The speaker is Sara Barton, a good friend of mine, so I’m not neutral here, and I’m not going to make the case that you need to believe what I believe for women’s roles in Church. But I do know that Sara is a good preacher, and she was called to preach by small, rural Churches of Christ in Africa, not some progressive ivory tower academics.
And here’s why I’m writing this blog, I hope to reach people who disagree with this, I don’t want to preach to the choir. I want you to consider what it means to be a part of our movement. Every year for decades, you’ve sat beside people who have read the Bible differently than you, every year dozens or hundreds of people at our conferences, and probably your church believe what lots of Christians have believed for a lot longer than America has been around about women being able to preach.
They read the Bible differently, and for years they were frustrated because no one else saw it the way they did, and they kept showing up. Because that’s what it means to be a community of reconciliation. That’s what it means to be a Unity Movement.

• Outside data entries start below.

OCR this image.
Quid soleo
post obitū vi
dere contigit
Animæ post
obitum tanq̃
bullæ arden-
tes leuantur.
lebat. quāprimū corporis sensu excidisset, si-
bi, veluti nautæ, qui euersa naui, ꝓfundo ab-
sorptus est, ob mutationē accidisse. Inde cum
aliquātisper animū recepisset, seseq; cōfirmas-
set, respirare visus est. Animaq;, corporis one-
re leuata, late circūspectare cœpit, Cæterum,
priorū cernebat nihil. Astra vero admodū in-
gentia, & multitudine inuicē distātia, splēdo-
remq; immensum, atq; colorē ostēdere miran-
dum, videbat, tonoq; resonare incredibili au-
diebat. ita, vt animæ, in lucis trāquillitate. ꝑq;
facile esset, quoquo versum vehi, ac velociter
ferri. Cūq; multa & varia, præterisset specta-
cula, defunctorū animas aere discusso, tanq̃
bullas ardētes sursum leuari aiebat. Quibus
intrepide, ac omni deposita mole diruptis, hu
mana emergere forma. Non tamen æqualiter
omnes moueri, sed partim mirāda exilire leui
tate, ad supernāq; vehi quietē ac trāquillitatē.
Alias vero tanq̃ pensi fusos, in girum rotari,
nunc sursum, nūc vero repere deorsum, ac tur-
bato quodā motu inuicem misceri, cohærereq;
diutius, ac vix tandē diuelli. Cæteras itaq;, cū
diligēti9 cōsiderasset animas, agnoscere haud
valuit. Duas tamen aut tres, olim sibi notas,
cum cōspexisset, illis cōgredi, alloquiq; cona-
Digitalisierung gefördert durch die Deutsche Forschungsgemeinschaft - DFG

When Christians want to discern God’s will in something, they argue.
Seriously, this is our tradition, from Acts 15 to the ancient Christian Councils, the Christian tradition is one that doesn’t believe any one perspective has the corner on Truth. We debate-hopefully respectfully, we share stories and testimonies-hopefully open to what each other are saying. But to do that, we have to be present.
So I hope you are there. Jeff Childers will be…both of him.